Seventy-two hours does not make an NCP-funded short-term learning abroad experience; however, it’s long enough to gather Learning Abroad experts to dissect the 2025 NCP mobility and scholarship guidelines.
The uplift, outcomes and reflections on the 2025 NCP program guidelines at the IEAA Learning Abroad Forum are as complex and diverse as they are passionate and divisive.
With the ink just dry on the guidelines for mobility grants and the scholarship program, work has begun to bring these to life across institutions. Some will find this task easy while others will not.
Links to the guidelines are in New Colombo Plan Scholarships 2.0: A whole new world (TKN 21 Aug 2024), and Indo-Pacific mobility and New Colombo Plan grants: All in this together (TKN 22 August 2024).
It did not go unnoticed by The Koala that changes were delivered late in the day with no identified sector consultation. It’s fair to say many of the impacts may have been mitigated or lessened through their co-design and timely delivery, given the sector’s deep decade-long embrace of NCP. The Forum clearly articulated this to DFAT and the sector will now support the Foreign Ministers intent.
In measuring the Forum mood, there was a colourful conversation of angst, disappointment and celebration. The Koala drew on reflections of colleagues across universities, consortia and learning abroad providers to identify a myriad of (unintended) consequences that may impact 2025 programs.
While institutions and stakeholders will see these through their own lens, they should not miss the kaleidoscopic view, a sum of the rich parts coming together for national impact and the uplift in regional engagement envisaged by the Foreign Minister. These are only short-term operational implications, of which a sample includes;
- Deeper language engagement with Asia may be limited by current (and often non-existent) language offerings, skewing the number of applications and generating a concentrated funnel into and amongst priority countries and some favoured institutions.
- The inference that longer programs are better does not reflect the robust evidence and research the sector has invested in to show how short-term programs can be similarly transformational (TKN 22 August 2024).
- The equity pillar of NCP mobility is at risk. 4-week programs test the capacity of academics to deliver when teaching programs, semester timetables and research loads are considered in an environment where this form of internationalisation is often undervalued in academic workplans.
- Accessibility will be impacted. Student financial capability, family responsibilities, medical conditions and other personal factors will be stress tested in transition to 4-week programs.
- The changes, while welcomed, required socialisation across diverse university stakeholder groups, including careers and employability, indigenous units, disability services, academics, alumni engagement and global engagement that require time to embed into systems.
- Constraints around the use administrative funding potentially limits growth and creative programming within some institutions and the opportunity for funding to be applied to uplift programs with specific institutional contexts in mind.
- The capability and capacity of regional host institutions to pivot to 4 weeks is untested and requires time for robust partner discussions. Certainly, for this round, and planning for future intakes.
- With around 62% of learning abroad programs less than 4 weeks, pivoting to 4-week minimum programming should not be based on funding alone.
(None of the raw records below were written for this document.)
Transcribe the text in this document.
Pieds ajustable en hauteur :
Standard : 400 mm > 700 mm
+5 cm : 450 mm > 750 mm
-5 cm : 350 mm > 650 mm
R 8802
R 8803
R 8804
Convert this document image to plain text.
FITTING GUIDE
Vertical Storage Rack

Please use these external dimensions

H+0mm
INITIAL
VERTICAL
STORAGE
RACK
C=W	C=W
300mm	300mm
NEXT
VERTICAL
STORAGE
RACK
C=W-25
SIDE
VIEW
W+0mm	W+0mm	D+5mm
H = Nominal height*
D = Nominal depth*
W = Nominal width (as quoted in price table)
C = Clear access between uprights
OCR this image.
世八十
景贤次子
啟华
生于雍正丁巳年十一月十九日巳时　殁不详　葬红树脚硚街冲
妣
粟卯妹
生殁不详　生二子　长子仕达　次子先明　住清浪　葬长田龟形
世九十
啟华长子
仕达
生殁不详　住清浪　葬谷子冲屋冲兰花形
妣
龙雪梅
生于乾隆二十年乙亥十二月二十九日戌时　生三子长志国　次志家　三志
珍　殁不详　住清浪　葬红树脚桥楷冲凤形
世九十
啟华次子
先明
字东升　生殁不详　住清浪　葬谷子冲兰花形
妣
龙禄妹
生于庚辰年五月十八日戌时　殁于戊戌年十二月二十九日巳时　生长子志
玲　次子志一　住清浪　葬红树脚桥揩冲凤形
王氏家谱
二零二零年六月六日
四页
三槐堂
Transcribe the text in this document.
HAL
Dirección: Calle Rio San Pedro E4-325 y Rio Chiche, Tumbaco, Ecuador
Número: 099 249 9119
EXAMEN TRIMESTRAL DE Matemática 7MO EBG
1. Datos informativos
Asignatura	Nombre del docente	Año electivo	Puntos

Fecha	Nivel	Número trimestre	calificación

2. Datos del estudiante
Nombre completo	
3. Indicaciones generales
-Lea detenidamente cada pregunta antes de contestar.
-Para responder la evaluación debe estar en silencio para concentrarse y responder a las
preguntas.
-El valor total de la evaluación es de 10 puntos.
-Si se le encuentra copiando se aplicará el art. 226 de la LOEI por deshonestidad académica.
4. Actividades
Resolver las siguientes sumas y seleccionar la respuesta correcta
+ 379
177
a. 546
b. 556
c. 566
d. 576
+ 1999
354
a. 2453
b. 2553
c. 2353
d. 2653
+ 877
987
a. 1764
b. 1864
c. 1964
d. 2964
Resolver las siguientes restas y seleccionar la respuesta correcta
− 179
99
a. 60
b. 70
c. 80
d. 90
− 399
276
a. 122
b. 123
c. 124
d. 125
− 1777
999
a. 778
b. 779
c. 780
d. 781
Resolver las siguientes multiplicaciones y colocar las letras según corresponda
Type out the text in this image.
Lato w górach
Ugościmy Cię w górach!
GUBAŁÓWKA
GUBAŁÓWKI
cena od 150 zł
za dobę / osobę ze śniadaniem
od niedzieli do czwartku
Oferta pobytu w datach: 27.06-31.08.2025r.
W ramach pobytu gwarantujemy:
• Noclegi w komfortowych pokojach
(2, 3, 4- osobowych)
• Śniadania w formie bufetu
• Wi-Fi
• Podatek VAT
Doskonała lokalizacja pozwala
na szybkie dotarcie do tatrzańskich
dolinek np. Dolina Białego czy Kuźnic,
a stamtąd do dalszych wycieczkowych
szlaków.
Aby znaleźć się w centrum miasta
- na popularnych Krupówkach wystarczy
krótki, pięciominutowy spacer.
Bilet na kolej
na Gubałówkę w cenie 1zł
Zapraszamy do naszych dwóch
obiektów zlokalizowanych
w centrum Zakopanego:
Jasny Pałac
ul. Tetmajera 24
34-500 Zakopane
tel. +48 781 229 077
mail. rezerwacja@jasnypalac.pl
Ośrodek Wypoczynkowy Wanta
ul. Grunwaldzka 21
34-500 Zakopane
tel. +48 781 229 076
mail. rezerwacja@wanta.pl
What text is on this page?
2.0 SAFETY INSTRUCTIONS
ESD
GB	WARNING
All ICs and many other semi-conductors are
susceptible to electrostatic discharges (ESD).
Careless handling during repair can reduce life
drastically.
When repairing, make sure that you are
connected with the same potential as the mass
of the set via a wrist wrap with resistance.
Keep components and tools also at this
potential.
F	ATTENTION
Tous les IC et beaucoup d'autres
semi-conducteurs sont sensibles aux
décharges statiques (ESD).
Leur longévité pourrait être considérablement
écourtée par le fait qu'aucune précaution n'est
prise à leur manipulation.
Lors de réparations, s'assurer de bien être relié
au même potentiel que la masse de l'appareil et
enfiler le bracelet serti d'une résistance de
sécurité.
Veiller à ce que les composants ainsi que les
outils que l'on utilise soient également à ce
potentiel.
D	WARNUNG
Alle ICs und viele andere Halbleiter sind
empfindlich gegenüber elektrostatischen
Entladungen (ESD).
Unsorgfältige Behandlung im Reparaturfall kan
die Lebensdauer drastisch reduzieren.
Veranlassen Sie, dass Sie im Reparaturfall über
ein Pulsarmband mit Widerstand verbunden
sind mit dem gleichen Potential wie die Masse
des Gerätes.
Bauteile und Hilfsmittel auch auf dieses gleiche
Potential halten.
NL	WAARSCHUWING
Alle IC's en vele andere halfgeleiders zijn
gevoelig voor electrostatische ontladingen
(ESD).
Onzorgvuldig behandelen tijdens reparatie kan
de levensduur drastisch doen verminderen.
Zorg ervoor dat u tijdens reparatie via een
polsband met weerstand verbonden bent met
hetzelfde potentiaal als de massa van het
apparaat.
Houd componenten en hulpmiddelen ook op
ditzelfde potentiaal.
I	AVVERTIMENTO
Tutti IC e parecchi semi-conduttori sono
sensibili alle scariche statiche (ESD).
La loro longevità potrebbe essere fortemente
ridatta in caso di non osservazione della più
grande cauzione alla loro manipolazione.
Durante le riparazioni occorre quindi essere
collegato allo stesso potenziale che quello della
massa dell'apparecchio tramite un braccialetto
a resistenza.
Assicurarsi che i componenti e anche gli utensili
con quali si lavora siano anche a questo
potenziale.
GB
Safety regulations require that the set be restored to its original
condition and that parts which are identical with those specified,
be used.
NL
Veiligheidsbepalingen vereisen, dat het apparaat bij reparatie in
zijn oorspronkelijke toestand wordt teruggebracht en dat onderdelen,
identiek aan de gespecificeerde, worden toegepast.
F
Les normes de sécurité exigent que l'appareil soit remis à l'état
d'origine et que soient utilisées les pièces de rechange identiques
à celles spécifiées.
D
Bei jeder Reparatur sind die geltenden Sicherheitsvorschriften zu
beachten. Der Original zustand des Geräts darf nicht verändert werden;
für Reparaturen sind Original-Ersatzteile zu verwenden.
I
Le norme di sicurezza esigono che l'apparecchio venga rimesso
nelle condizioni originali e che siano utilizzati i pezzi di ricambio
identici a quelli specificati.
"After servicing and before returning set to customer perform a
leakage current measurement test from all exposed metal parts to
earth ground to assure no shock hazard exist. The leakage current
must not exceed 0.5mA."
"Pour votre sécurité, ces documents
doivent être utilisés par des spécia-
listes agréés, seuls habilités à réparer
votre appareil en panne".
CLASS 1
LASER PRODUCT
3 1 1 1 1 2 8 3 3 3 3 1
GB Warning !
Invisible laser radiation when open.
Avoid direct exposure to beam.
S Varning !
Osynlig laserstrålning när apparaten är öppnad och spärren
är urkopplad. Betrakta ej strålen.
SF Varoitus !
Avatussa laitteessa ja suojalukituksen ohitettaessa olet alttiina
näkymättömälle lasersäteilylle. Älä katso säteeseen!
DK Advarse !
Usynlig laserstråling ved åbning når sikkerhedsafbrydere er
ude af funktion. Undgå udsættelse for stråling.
Without appearing disloyal, the sector must remember NCP mobility was not proposed as a long-term or stand-alone funding solution.
So, there is a damned if you do and damned if you don’t element here. Yes, guidelines lacked consultation and yes, were late. So, the sector, with its professionalism, is right to be bitterly disappointed; however, they will move on to do what they do best – sending students abroad and recognise that NCP is one of the many program mechanisms and funding levers available. What now becomes imperative is a reset of the sectors relationship with DFAT and its program administrator, Palladium.
Australian Learning Abroad is in an unrecognisable place through NCP. The sector is a valued contributor to regional and diplomatic conversations that inevitably draws out a range of disparate views. This should be celebrated, stepped into, and embraced with positive intent.
Lack of consultation and timeliness aside, 11 years ago the sector was not sitting at the table, nor having these conversations. These short-term operational challenges are the price of the sector’s next phase of success, through ongoing robust conversation with DFAT, with the sector embracing the opportunity to elevate its impact and showcase its legitimacy as part of the international education narrative.
Dust always settles; the sun will rise, the Assistant Ministers consultations will take place, and students will continue learning abroad.
Disclosure: The author played no formal or informal role in any consultation, design or construction of the 2024 NCP guidelines, subsequent changes or the 2025 NCP guidelines.
Note: A sincere acknowledgement, in the authors Forum absence, to the many colleagues providing updates, calls and reflections to construct The Koalas view on NCP feedback and commentary.